I'd go .243 w/ the uses you stated, but if the bigger deer or Elk are you goals later and it's only the one gun go Sweede as you have done.

I love my Sweede, but don't shoot paper for fun, have a 25-06 for light and quick handling little things and have easy access to a .223. The sweede is the BEST of the light calibers for me!! The bigger guns now keep the dust off the Sweede in the safe..............

Tony

Huntin'Gun
September 14, 2009, 05:35 PM
So, you're only going to have 1 rifle. It will either be a .243 or a 6.5x55. Then definately get the 6.5x55. I have one in a Tikka T3 Hunter. I have a handload with 125 gr Nosler Partitions going over 2900 fps. Shoots great. I think it that load would put down an elk. It's on the marginal end of things, so I haven't [and won't] try it, but I think it could do it. If I were doing varmints and plinking, I'd load up with 95 grain Hornady Interlocks. There's nothing the .243 could do that the 6.5x55 can't. But there's a lot the 6.5x55 can do that the .243 can't.

Vern Humphrey
September 14, 2009, 05:43 PM
In Scandanavia, the 6.5X55 is one of the most popular cartridges for hunting alg (which are actually moose.) Of course, hunters must pass a shooting test, and that probably makes them better able to use what we might consider a "light" cartridge.

foudufoot
September 19, 2009, 12:59 AM
Thanks Pale Horse & NCSmitty. :) Max likes the fullstocks, especially the Swedish type.;) I still want a CZ full-stock in 6.5x55 or 9.3x62 mm. Those are some SWEET looking and shooting rifles! Nice shooting deerhunter61! Is that CZ scoped? What distance?
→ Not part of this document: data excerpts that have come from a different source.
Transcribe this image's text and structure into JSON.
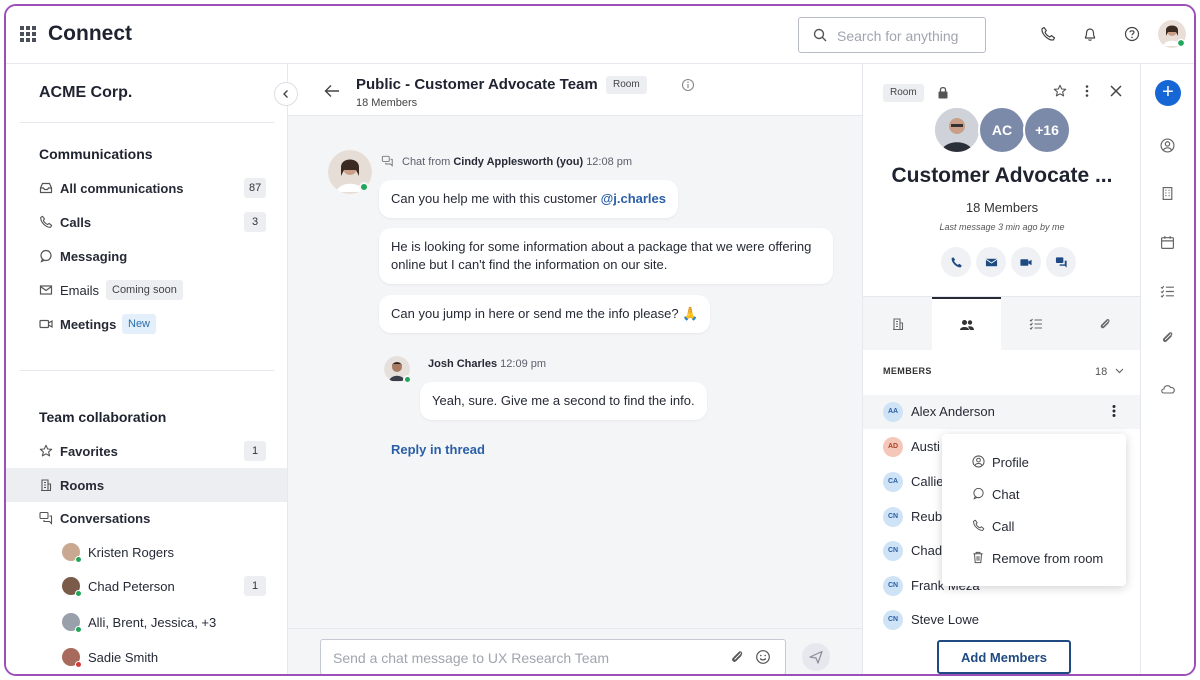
{
  "app": {
    "title": "Connect"
  },
  "search": {
    "placeholder": "Search for anything"
  },
  "sidebar": {
    "org": "ACME Corp.",
    "communications_title": "Communications",
    "communications": [
      {
        "label": "All communications",
        "badge": "87",
        "icon": "inbox-icon"
      },
      {
        "label": "Calls",
        "badge": "3",
        "icon": "phone-icon"
      },
      {
        "label": "Messaging",
        "badge": "",
        "icon": "message-icon"
      },
      {
        "label": "Emails",
        "tag": "Coming soon",
        "icon": "email-icon"
      },
      {
        "label": "Meetings",
        "tag": "New",
        "icon": "video-icon"
      }
    ],
    "team_title": "Team collaboration",
    "team": [
      {
        "label": "Favorites",
        "badge": "1",
        "icon": "star-icon"
      },
      {
        "label": "Rooms",
        "badge": "",
        "icon": "building-icon"
      },
      {
        "label": "Conversations",
        "badge": "",
        "icon": "conversation-icon"
      }
    ],
    "conversations": [
      {
        "name": "Kristen Rogers",
        "badge": "",
        "presence": "#23a55a",
        "avatar_color": "#c9a892"
      },
      {
        "name": "Chad Peterson",
        "badge": "1",
        "presence": "#23a55a",
        "avatar_color": "#7a5a48"
      },
      {
        "name": "Alli, Brent, Jessica, +3",
        "badge": "",
        "presence": "#23a55a",
        "avatar_color": "#9aa0aa"
      },
      {
        "name": "Sadie Smith",
        "badge": "",
        "presence": "#d33a3a",
        "avatar_color": "#a86a5c"
      }
    ]
  },
  "chat": {
    "title": "Public - Customer Advocate Team",
    "tag": "Room",
    "subtitle": "18 Members",
    "messages": {
      "first_meta_prefix": "Chat from",
      "first_sender": "Cindy Applesworth (you)",
      "first_time": "12:08 pm",
      "bubble1_text": "Can you help me with this customer",
      "bubble1_mention": "@j.charles",
      "bubble2_text": "He is looking for some information about a package that we were offering online but I can't find the information on our site.",
      "bubble3_text": "Can you jump in here or send me the info please? 🙏",
      "reply_sender": "Josh Charles",
      "reply_time": "12:09 pm",
      "reply_text": "Yeah, sure. Give me a second to find the info.",
      "reply_link": "Reply in thread"
    },
    "composer_placeholder": "Send a chat message to UX Research Team"
  },
  "room_panel": {
    "tag": "Room",
    "avatar_ac": "AC",
    "avatar_more": "+16",
    "title": "Customer Advocate ...",
    "members_text": "18 Members",
    "last_message": "Last message 3 min ago by me",
    "members_header": "MEMBERS",
    "members_count": "18",
    "members": [
      {
        "initials": "AA",
        "name": "Alex Anderson",
        "bg": "#cfe3f6",
        "fg": "#2a5fa8"
      },
      {
        "initials": "AD",
        "name": "Austi",
        "bg": "#f5c7b8",
        "fg": "#a8442a"
      },
      {
        "initials": "CA",
        "name": "Callie",
        "bg": "#cfe3f6",
        "fg": "#2a5fa8"
      },
      {
        "initials": "CN",
        "name": "Reube",
        "bg": "#cfe3f6",
        "fg": "#2a5fa8"
      },
      {
        "initials": "CN",
        "name": "Chad",
        "bg": "#cfe3f6",
        "fg": "#2a5fa8"
      },
      {
        "initials": "CN",
        "name": "Frank Meza",
        "bg": "#cfe3f6",
        "fg": "#2a5fa8"
      },
      {
        "initials": "CN",
        "name": "Steve Lowe",
        "bg": "#cfe3f6",
        "fg": "#2a5fa8"
      }
    ],
    "add_members": "Add Members"
  },
  "context_menu": {
    "items": [
      {
        "label": "Profile",
        "icon": "profile-icon"
      },
      {
        "label": "Chat",
        "icon": "chat-icon"
      },
      {
        "label": "Call",
        "icon": "phone-icon"
      },
      {
        "label": "Remove from room",
        "icon": "trash-icon"
      }
    ]
  },
  "colors": {
    "accent": "#1766d6",
    "link": "#2a5fa8",
    "frame": "#9b4fb8",
    "online": "#23a55a",
    "busy": "#d33a3a"
  }
}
Which do you prefer, 6.5x55swedish? Faith Hill or the alterrnative?:D

TheGrimReaper
September 19, 2009, 01:57 AM
+1 on the 6.5x55!!!

GunTech
September 19, 2009, 10:20 PM
I shoot the 260 Remington, which is close to the Swede, though if you hand load and have a modern action, you can get more from the Swede.
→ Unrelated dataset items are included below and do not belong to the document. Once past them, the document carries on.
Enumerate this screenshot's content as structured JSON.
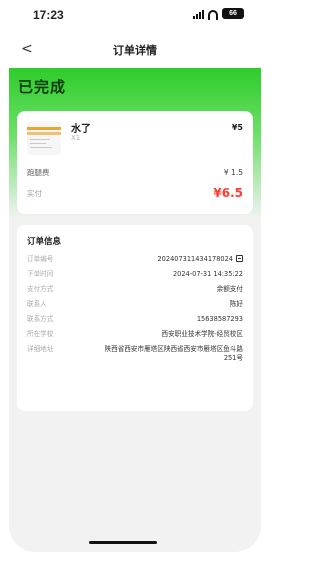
{
  "status_bar": {
    "time": "17:23",
    "battery": "66"
  },
  "nav": {
    "back_glyph": "<",
    "title": "订单详情"
  },
  "order_status": "已完成",
  "product": {
    "name": "水了",
    "qty": "X1",
    "price": "¥5"
  },
  "fees": {
    "delivery_label": "跑腿费",
    "delivery_value": "¥ 1.5",
    "paid_label": "实付",
    "paid_value": "¥6.5"
  },
  "order_info": {
    "title": "订单信息",
    "rows": [
      {
        "label": "订单编号",
        "value": "202407311434178024"
      },
      {
        "label": "下单时间",
        "value": "2024-07-31 14:35:22"
      },
      {
        "label": "支付方式",
        "value": "余额支付"
      },
      {
        "label": "联系人",
        "value": "陈好"
      },
      {
        "label": "联系方式",
        "value": "15638587293"
      },
      {
        "label": "所在学校",
        "value": "西安职业技术学院-经贸校区"
      },
      {
        "label": "详细地址",
        "value": "陕西省西安市雁塔区陕西省西安市雁塔区鱼斗路251号"
      }
    ]
  },
  "colors": {
    "accent_green": "#2ecc2a",
    "price_red": "#ff3b30"
  },
  "icons": [
    "signal-icon",
    "wifi-icon",
    "battery-icon",
    "back-icon",
    "copy-icon"
  ]
}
I would pick the Swede over the 253 any day. I've shot everything from 85gn hollow points to 142gn FMJ. Don;'t let anyone tell you the Swede won;t do Varmints. Your barrel twist is what's going to limit you.

As far as long range, 6.5 has a huge selection of high BC bullets that make it the choice of long range shooters.
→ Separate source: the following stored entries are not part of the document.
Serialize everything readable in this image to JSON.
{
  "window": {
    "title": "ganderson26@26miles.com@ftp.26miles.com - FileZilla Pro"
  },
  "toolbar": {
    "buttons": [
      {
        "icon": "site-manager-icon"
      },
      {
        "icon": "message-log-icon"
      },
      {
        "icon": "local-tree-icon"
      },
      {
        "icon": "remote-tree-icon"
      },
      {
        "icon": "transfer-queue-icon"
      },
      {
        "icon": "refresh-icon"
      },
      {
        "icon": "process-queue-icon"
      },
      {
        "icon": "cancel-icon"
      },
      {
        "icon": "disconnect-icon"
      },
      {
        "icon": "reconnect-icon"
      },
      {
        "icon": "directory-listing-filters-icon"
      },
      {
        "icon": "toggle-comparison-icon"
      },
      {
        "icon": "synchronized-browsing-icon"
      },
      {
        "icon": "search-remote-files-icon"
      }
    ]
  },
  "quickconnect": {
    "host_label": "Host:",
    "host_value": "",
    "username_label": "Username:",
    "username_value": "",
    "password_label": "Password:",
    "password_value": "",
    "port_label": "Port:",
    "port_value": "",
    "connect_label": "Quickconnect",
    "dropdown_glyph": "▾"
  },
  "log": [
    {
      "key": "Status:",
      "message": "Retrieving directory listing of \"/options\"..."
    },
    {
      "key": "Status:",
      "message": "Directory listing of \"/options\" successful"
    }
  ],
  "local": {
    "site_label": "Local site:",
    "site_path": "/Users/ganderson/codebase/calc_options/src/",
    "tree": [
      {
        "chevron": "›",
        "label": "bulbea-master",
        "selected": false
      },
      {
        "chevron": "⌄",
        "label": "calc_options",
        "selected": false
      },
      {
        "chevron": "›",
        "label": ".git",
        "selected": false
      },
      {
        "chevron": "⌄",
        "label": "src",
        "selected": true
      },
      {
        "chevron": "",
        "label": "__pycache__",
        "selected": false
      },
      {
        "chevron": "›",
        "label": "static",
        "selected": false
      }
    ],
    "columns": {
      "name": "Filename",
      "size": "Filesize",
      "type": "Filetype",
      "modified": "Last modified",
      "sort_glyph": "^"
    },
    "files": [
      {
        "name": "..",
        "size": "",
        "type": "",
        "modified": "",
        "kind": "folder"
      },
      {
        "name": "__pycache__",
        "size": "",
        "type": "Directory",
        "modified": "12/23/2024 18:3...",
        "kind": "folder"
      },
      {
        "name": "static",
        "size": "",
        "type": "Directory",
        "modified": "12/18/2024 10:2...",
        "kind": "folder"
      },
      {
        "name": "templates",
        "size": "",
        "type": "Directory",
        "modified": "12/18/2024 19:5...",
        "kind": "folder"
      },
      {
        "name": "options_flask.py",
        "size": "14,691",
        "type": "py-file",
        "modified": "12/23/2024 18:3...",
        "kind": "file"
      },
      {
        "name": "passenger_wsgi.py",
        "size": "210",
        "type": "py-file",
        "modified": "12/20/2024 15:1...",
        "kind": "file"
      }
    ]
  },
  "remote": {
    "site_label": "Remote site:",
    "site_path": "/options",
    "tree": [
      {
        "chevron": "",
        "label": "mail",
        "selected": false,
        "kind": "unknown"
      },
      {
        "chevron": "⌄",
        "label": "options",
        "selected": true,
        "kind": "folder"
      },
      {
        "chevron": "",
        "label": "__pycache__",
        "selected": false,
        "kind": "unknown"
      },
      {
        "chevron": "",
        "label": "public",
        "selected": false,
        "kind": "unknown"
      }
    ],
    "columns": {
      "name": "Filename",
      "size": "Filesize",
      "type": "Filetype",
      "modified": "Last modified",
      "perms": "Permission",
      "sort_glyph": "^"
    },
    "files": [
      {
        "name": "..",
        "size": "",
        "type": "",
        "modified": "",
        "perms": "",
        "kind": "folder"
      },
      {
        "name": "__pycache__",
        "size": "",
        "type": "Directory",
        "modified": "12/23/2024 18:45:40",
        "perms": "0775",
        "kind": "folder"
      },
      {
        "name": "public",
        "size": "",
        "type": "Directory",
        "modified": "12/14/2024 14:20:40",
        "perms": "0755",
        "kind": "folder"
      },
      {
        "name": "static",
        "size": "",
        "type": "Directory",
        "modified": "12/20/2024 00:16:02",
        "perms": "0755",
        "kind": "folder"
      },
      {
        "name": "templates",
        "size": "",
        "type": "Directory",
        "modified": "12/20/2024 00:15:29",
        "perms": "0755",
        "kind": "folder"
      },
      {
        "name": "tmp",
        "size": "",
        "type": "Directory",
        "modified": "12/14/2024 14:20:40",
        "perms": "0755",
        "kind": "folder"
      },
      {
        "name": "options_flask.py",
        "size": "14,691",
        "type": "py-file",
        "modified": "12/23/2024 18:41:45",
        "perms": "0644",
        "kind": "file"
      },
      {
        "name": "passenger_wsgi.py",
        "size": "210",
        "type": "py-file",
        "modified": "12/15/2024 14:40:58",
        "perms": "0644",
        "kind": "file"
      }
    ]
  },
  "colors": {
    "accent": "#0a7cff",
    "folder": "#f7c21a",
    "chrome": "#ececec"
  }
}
107gn SMK or 108 Lapua scenar work great for PDs. The 140gn SP will reliably kill elk.

CB900F
September 20, 2009, 12:35 AM
Viking499;

Let me put it this way: I shoot off the left shoulder, go try to find a left hand bolt 6.5 Swede. The only one's even remotely available are European and rather expensive. So, obviously I'm voting the .243, right?

Nope, I've got a thing about not dating AIDs ridden hookers. I'm having a custom LHB 6.5 built on a Tikka action. At least this way I get to spend the money in increments over a coupla years.